The evacuation took the five days of the title. By the fifth day, the generators had failed. Machines stopped working, the toilets had long stopped flushing (leading to horrendously unsanitary conditions), and the heat was unbearable. Because the sickest patients had not been evacuated first, nine mostly elderly, ill people lay in hospital beds on the seventh floor, many of them with high fevers. Their overworked, stressed-out caretakers feared they would have permanent brain damage because they were having breathing problems and because of their extremely high body temperatures. Someone decided they people could not be rescued, and ten people were given a combination of drugs, including morphine, that led to their deaths.
The tenth person, Emmett Everett, was only 61 years old. Although he was quadriplegic and had a very large body size, he was very much conscious and in no immediate danger of dying from the conditions inside the hospital. Although it would have been difficult to move Mr. Everett out the window, through the tunnel that led to the garage, and up onto the roof where he could be rescued by helicopter, it was possible, but for some reason no one tried. His story is among the most haunting of this book.
View from the parking garage roof of Memorial - then Southern Baptist - in 1991 |
I'll give an example: the very last section of the last chapter starts with the words, "'Does anyone feel that they're making a mistake?' a man on the special grand jury had asked his fellow jurors before they took their final vote." Since the previous section was about things that happened after a press conference Dr. Anna Pou held after charges against her were dismissed, mention of the grand jury is clearly out of chronological order. Unless there was a second grand jury? If that's the case, this is a lousy way to end the book, just leaving the reader hanging.
I hope a lot of hospital administrators will read this book and take this away from it: have a good evacuation plan and an emergency plan in place in case the evacuation takes much longer than expected. Make sure your generators can run for a week or more, and prepare your employees to keep giving care even in less-than-ideal conditions in case rescue is delayed.

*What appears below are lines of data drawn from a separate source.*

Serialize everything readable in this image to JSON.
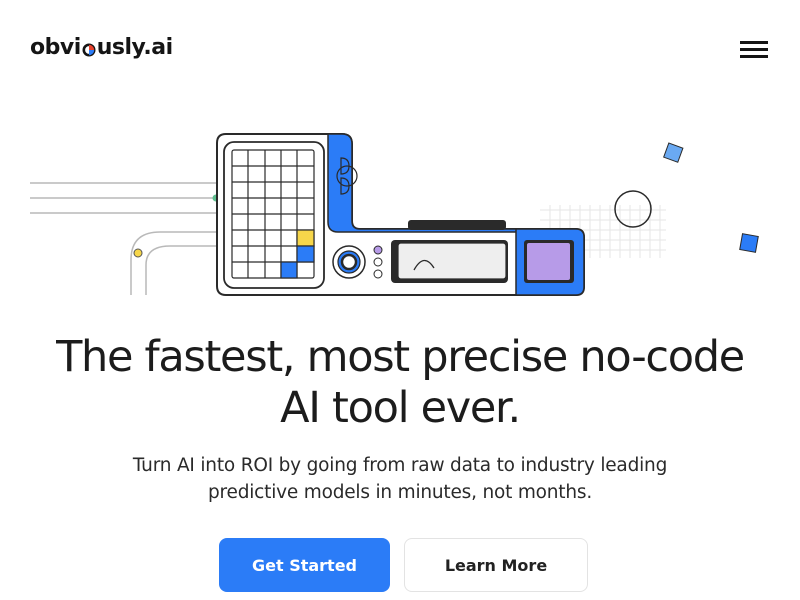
{
  "header": {
    "logo_prefix": "obvi",
    "logo_suffix": "usly.ai",
    "menu_icon": "hamburger-menu-icon"
  },
  "hero": {
    "headline": "The fastest, most precise no-code AI tool ever.",
    "subheadline": "Turn AI into ROI by going from raw data to industry leading predictive models in minutes, not months."
  },
  "actions": {
    "primary_label": "Get Started",
    "secondary_label": "Learn More"
  },
  "colors": {
    "brand_blue": "#2b7cf7",
    "accent_yellow": "#f6d64a",
    "accent_purple": "#b79be8",
    "logo_red": "#e8412c",
    "text_dark": "#1c1c1c"
  }
}
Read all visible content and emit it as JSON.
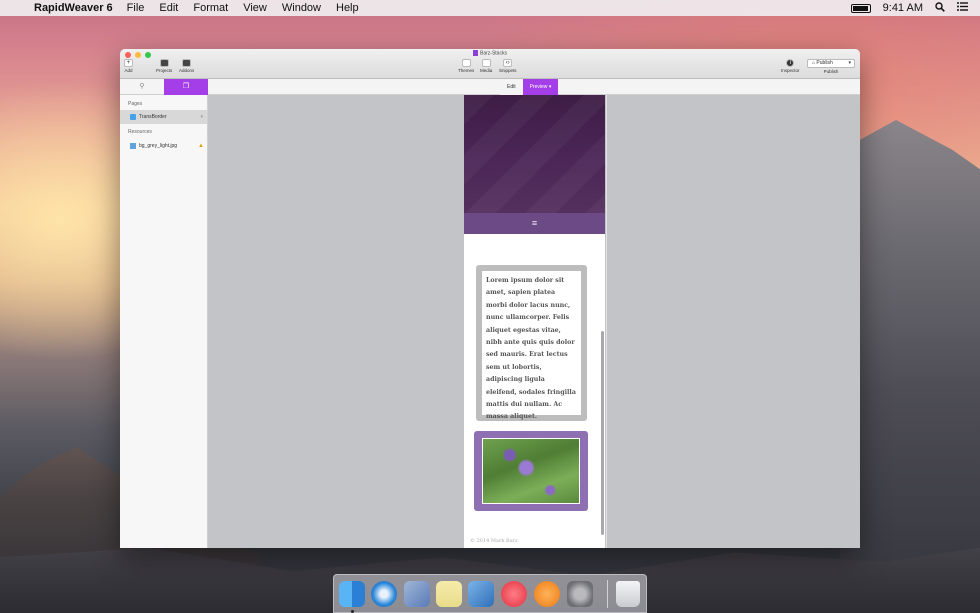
{
  "menubar": {
    "app_name": "RapidWeaver 6",
    "items": [
      "File",
      "Edit",
      "Format",
      "View",
      "Window",
      "Help"
    ],
    "clock": "9:41 AM"
  },
  "window": {
    "title": "Barz-Stacks",
    "toolbar": {
      "add": "Add",
      "projects": "Projects",
      "addons": "Addons",
      "themes": "Themes",
      "media": "Media",
      "snippets": "Snippets",
      "inspector": "Inspector",
      "publish_button": "Publish",
      "publish": "Publish"
    },
    "mode_tabs": {
      "edit": "Edit",
      "preview": "Preview"
    }
  },
  "sidebar": {
    "pages_header": "Pages",
    "pages": [
      {
        "label": "TransBorder"
      }
    ],
    "resources_header": "Resources",
    "resources": [
      {
        "label": "bg_grey_light.jpg"
      }
    ]
  },
  "preview": {
    "lorem": "Lorem ipsum dolor sit amet, sapien platea morbi dolor lacus nunc, nunc ullamcorper. Felis aliquet egestas vitae, nibh ante quis quis dolor sed mauris. Erat lectus sem ut lobortis, adipiscing ligula eleifend, sodales fringilla mattis dui nullam. Ac massa aliquet.",
    "footer": "© 2014 Mark Barz",
    "menu_icon": "≡"
  },
  "dock": {
    "apps": [
      "finder-icon",
      "safari-icon",
      "preview-icon",
      "notes-icon",
      "xcode-icon",
      "itunes-icon",
      "ibooks-icon",
      "system-preferences-icon",
      "trash-icon"
    ],
    "colors": [
      "#3d9be9",
      "#2a86d9",
      "#5a7ab8",
      "#f2e8a0",
      "#4a84c6",
      "#e8404f",
      "#f08a24",
      "#7b7b82",
      "#d9dadd"
    ]
  }
}
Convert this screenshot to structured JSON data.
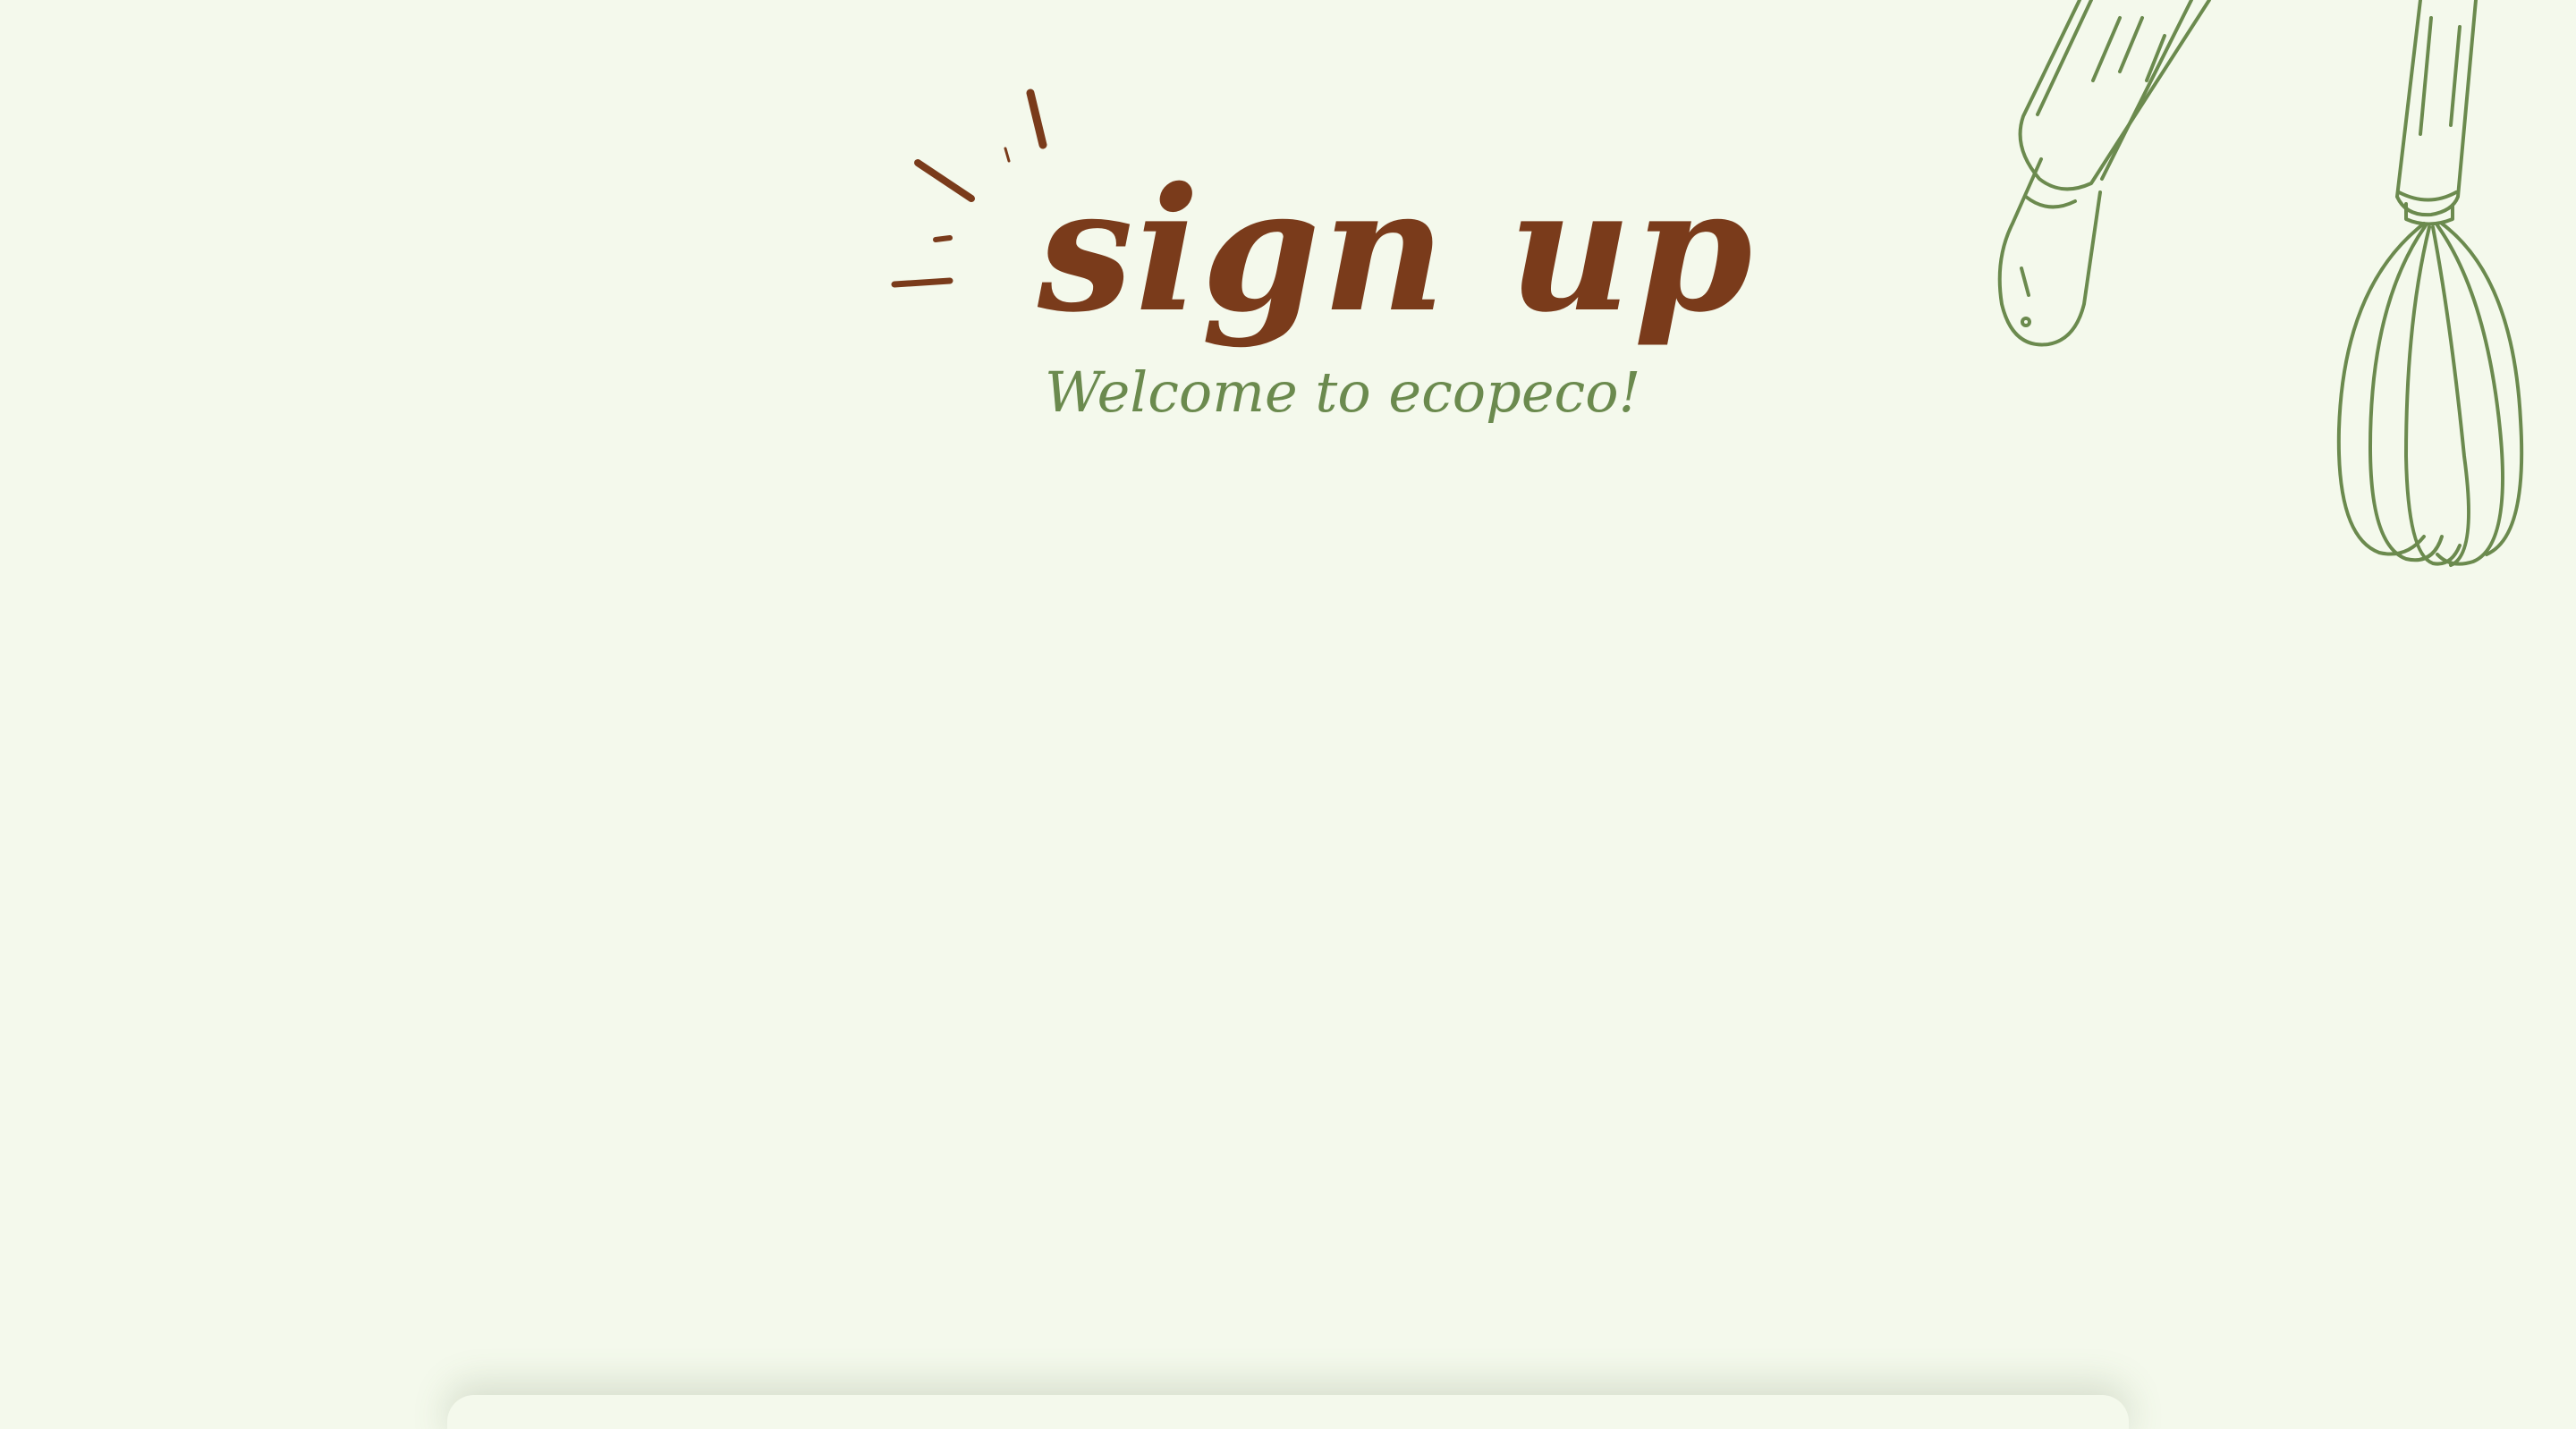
{
  "header": {
    "title": "sign up",
    "subtitle": "Welcome to ecopeco!"
  },
  "decor": {
    "sparkle_icon": "sparkle-lines-icon",
    "tools_icon": "rolling-pin-and-whisk-icon"
  },
  "colors": {
    "background": "#f4f9ec",
    "title": "#7a3b1b",
    "accent_green": "#6b8a4e"
  }
}
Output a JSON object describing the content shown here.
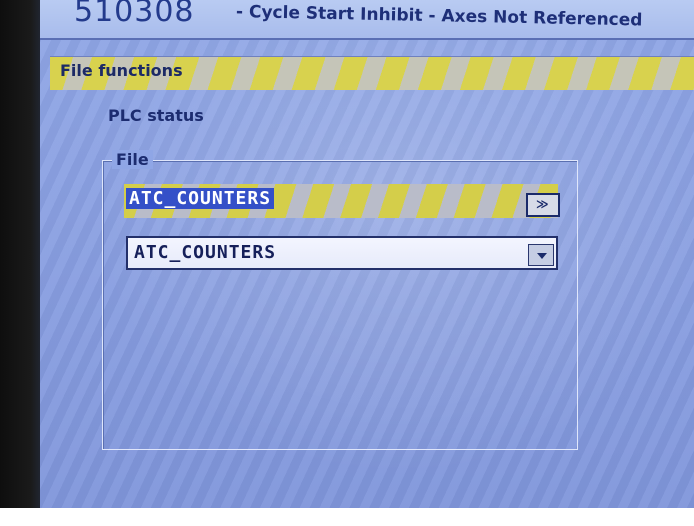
{
  "alarm": {
    "code": "510308",
    "message": "- Cycle Start Inhibit - Axes Not Referenced"
  },
  "panel": {
    "title": "File functions",
    "plc_status_label": "PLC status"
  },
  "file_group": {
    "legend": "File",
    "input_value": "ATC_COUNTERS",
    "combo_value": "ATC_COUNTERS",
    "browse_icon": "browse-icon"
  },
  "colors": {
    "screen_background": "#8aa0e2",
    "title_bar_highlight": "#d8d24e",
    "selection": "#3450c8"
  }
}
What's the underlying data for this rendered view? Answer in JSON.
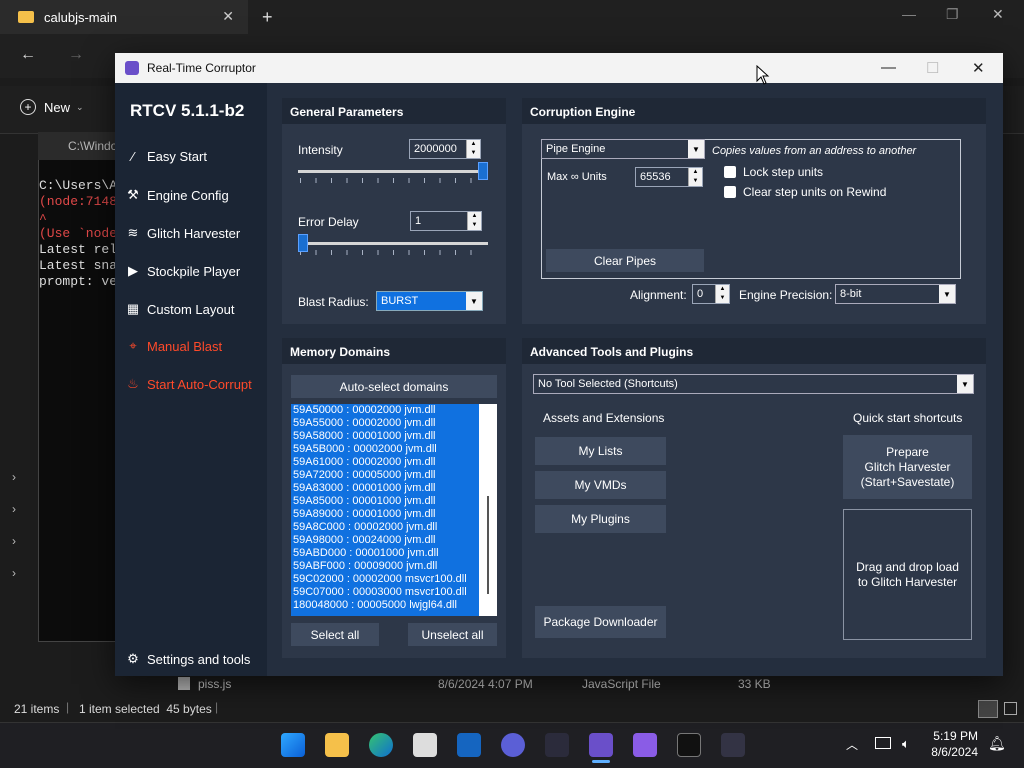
{
  "explorer": {
    "tab_title": "calubjs-main",
    "new_label": "New",
    "console_title": "C:\\Windo",
    "console_lines": [
      "C:\\Users\\A",
      "(node:7148",
      "^",
      "(Use `node",
      "Latest rel",
      "Latest sna",
      "prompt: ve"
    ],
    "file_name": "piss.js",
    "file_date": "8/6/2024 4:07 PM",
    "file_type": "JavaScript File",
    "file_size": "33 KB",
    "status_items": "21 items",
    "status_selected": "1 item selected  45 bytes"
  },
  "taskbar": {
    "time": "5:19 PM",
    "date": "8/6/2024"
  },
  "rtcv": {
    "window_title": "Real-Time Corruptor",
    "version": "RTCV 5.1.1-b2",
    "sidebar": [
      {
        "label": "Easy Start",
        "icon": "wand-icon"
      },
      {
        "label": "Engine Config",
        "icon": "wrench-icon"
      },
      {
        "label": "Glitch Harvester",
        "icon": "layers-icon"
      },
      {
        "label": "Stockpile Player",
        "icon": "play-icon"
      },
      {
        "label": "Custom Layout",
        "icon": "grid-icon"
      },
      {
        "label": "Manual Blast",
        "icon": "crosshair-icon"
      },
      {
        "label": "Start Auto-Corrupt",
        "icon": "fire-icon"
      }
    ],
    "settings_label": "Settings and tools",
    "general": {
      "title": "General Parameters",
      "intensity_label": "Intensity",
      "intensity_value": "2000000",
      "intensity_fraction": 1.0,
      "error_delay_label": "Error Delay",
      "error_delay_value": "1",
      "error_delay_fraction": 0.0,
      "blast_radius_label": "Blast Radius:",
      "blast_radius_value": "BURST"
    },
    "engine": {
      "title": "Corruption Engine",
      "selected_engine": "Pipe Engine",
      "description": "Copies values from an address to another",
      "max_units_label": "Max ∞ Units",
      "max_units_value": "65536",
      "lock_step_label": "Lock step units",
      "clear_step_label": "Clear step units on Rewind",
      "clear_pipes_label": "Clear Pipes",
      "alignment_label": "Alignment:",
      "alignment_value": "0",
      "precision_label": "Engine Precision:",
      "precision_value": "8-bit"
    },
    "memory": {
      "title": "Memory Domains",
      "auto_select_label": "Auto-select domains",
      "domains": [
        "59A50000 : 00002000 jvm.dll",
        "59A55000 : 00002000 jvm.dll",
        "59A58000 : 00001000 jvm.dll",
        "59A5B000 : 00002000 jvm.dll",
        "59A61000 : 00002000 jvm.dll",
        "59A72000 : 00005000 jvm.dll",
        "59A83000 : 00001000 jvm.dll",
        "59A85000 : 00001000 jvm.dll",
        "59A89000 : 00001000 jvm.dll",
        "59A8C000 : 00002000 jvm.dll",
        "59A98000 : 00024000 jvm.dll",
        "59ABD000 : 00001000 jvm.dll",
        "59ABF000 : 00009000 jvm.dll",
        "59C02000 : 00002000 msvcr100.dll",
        "59C07000 : 00003000 msvcr100.dll",
        "180048000 : 00005000 lwjgl64.dll"
      ],
      "select_all_label": "Select all",
      "unselect_all_label": "Unselect all"
    },
    "advanced": {
      "title": "Advanced Tools and Plugins",
      "tool_select_value": "No Tool Selected (Shortcuts)",
      "assets_title": "Assets and Extensions",
      "my_lists_label": "My Lists",
      "my_vmds_label": "My VMDs",
      "my_plugins_label": "My Plugins",
      "package_downloader_label": "Package Downloader",
      "quick_title": "Quick start shortcuts",
      "prepare_line1": "Prepare",
      "prepare_line2": "Glitch Harvester",
      "prepare_line3": "(Start+Savestate)",
      "drop_line1": "Drag and drop load",
      "drop_line2": "to Glitch Harvester"
    }
  }
}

Clearly, people died in Memorial Medical Center who didn't need to die. Some of them were very sick, but still, the were deprived of dying with dignity and their relatives and personal wishes were left out of the decision. Hurricane Katrina was a catastrophe, no doubt, but in this hospital, some of the misery was entirely preventable. People have to be willing to learn from a terrible situation - like in the 1940s when the terrible Cocoanut Grove fire led to better fire codes, better treatment for burn victims, and more widespread use of antibiotics. Hopefully, this book will help make hospitals safer in natural disasters.
In this clip, you can hear Sheri Fink talk a little bit about it in her own words.
Disclosure: I received this book for free through the Amazon Vine program. This represents my honest opinion. I did not receive any compensation other than the free Advance Readers Edition of the book, in paperback.